The presentation of Mr Hakan was followed by the presentation of Mr Ozpeynirci’s proposal
as an alternative. The alternative model is a modified version of the traditional model with the
inclusion of supply hubs. He explained that, in the alternative model, perfect inventory
information on the supply hubs is assumed to be available for each supplier. This entails the
decision-making authority within that part of the supply chain, to be carried out by the
suppliers. The total cost of a manufacturer is composed of inventory cost that occurs due to
the inventory kept at the manufacturers’ location, transportation cost that occurs due to the
shipments to the manufacturers from the supply hub, receiving cost of shipments received
from the supply hub, customs and agencies cost for payments to related parties for the
shipments received and ordering cost which occurs due to an order issued to the supply
hub. Transportation cost from the supply hub to the manufacturers is included because of
the assumed ex-works sale that implies a delivery at the supply hub premises.

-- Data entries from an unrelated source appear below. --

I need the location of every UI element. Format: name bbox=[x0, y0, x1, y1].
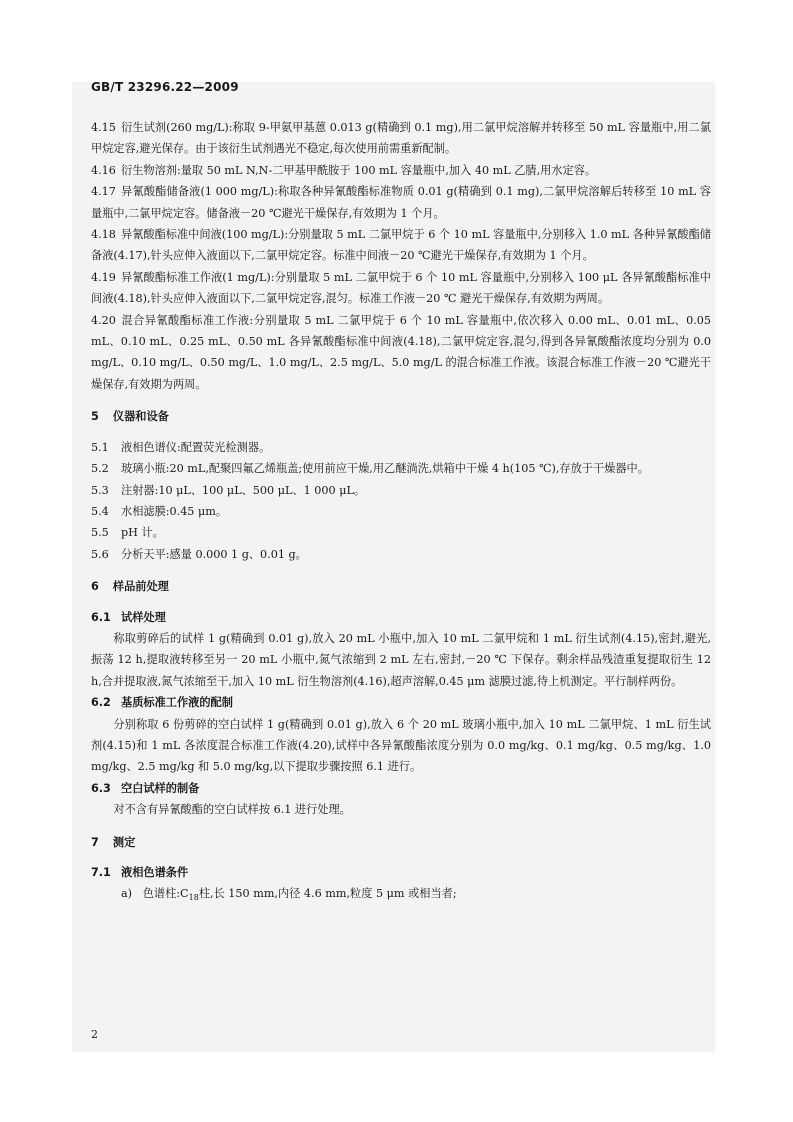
clause-number: 4.19 bbox=[91, 270, 116, 284]
section-title: 仪器和设备 bbox=[112, 410, 169, 424]
section-7-heading bbox=[91, 832, 711, 853]
clause-5-2 bbox=[91, 458, 711, 479]
standard-number-header: GB/T 23296.22—2009 bbox=[91, 80, 239, 94]
clause-text: 异氰酸酯储备液(1 000 mg/L):称取各种异氰酸酯标准物质 0.01 g(精确到 0.1 mg),二氯甲烷溶解后转移至 10 mL 容量瓶中,二氯甲烷定容。储备液－20 ℃避光干燥保存,有效期为 1 个月。 bbox=[91, 185, 711, 220]
clause-text: 分析天平:感量 0.000 1 g、0.01 g。 bbox=[121, 547, 307, 561]
subscript-18: 18 bbox=[188, 893, 199, 903]
section-title: 测定 bbox=[112, 835, 136, 849]
clause-number: 5.6 bbox=[91, 547, 109, 561]
subsection-7-1-heading bbox=[91, 862, 711, 883]
clause-number: 5.1 bbox=[91, 440, 109, 454]
clause-text: 异氰酸酯标准工作液(1 mg/L):分别量取 5 mL 二氯甲烷于 6 个 10 mL 容量瓶中,分别移入 100 μL 各异氰酸酯标准中间液(4.18),针头应伸入液面以下,二氯甲烷定容,混匀。标准工作液－20 ℃ 避光干燥保存,有效期为两周。 bbox=[91, 270, 711, 306]
subsection-title: 空白试样的制备 bbox=[121, 781, 200, 795]
subsection-6-3-text: 对不含有异氰酸酯的空白试样按 6.1 进行处理。 bbox=[113, 803, 351, 817]
clause-5-5 bbox=[91, 522, 711, 543]
list-text-post: 柱,长 150 mm,内径 4.6 mm,粒度 5 μm 或相当者; bbox=[198, 887, 457, 901]
clause-text: 衍生物溶剂:量取 50 mL N,N-二甲基甲酰胺于 100 mL 容量瓶中,加入 40 mL 乙腈,用水定容。 bbox=[121, 163, 597, 177]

Transportation of materials from suppliers to supply hub is managed exclusively by
suppliers. The associated costs are then re-invoiced to manufacturers. The total cost
incurred by a supplier is composed of inventory carrying cost that occurs due to the
inventory kept at the supplier’s location, the opportunity cost that occurs due to money tied
up to the inventory kept at the supplier’s and at supply hub’s location, the production cost
related with production realized at the supplier’s entity, the transportation cost of shipments
realized from the supplier to the supply hub and finally, the supply hub cost for hiring and
operating a hub as a warehouse for inventory keeping and distribution purposes. The
alternative model involves an additional transportation cost generated at the supplier’s site
for the shipments from the supplier to the supply hub. In the alternative model, suppliers are
the owners of the products until the products are shipped from the supply hub to the
manufacturers. These will then be re-invoiced to the manufacturers or reflected to the sales
price as markups. The supplier decides the frequency of shipments from its facility to the
supply hub as well as on quantity of these shipments. Like in the traditional case, production
lot size and frequency of production runs are also decided by the supplier. In the alternative
model, the opportunity cost of the supplier induces the opportunity cost of inventory held at a
hub. Suppliers incur an opportunity cost for holding inventory at their own side as well as at
the hub side. This is mainly related with the fact that it is the suppliers who own the inventory
at supply hub.
Mr Tok concluded that, although this picture shows the main differences between the
structures and cost components of the both models, it was not sufficient for the management
team to make a decision. They all agreed that, in order to make a clear quantitative
assessment to outline if such a re-design will improve the effectiveness as well as efficiency
of the whole system, relevant costs and cash flow figures of each model need to be analyzed
in details first. A comprehensive picture can only be outlined after a comparison analysis is
carried out between the costs of each model. Therefore, the team decided to meet on 15
October to review the case with additional information on critical decision variables and total
costs of each party for both models.
With joint work by related teams on this issue, on 15 October, the company identified cost
figures of each model as well as optimal location of a single supply hub for MEA region.
Although the optimal number of supply hubs turned out to be two, the managers later agreed
that it is better for such a long-term decision to start with assessing to work with a single hub
at first. Therefore, related figures were calculated accordingly.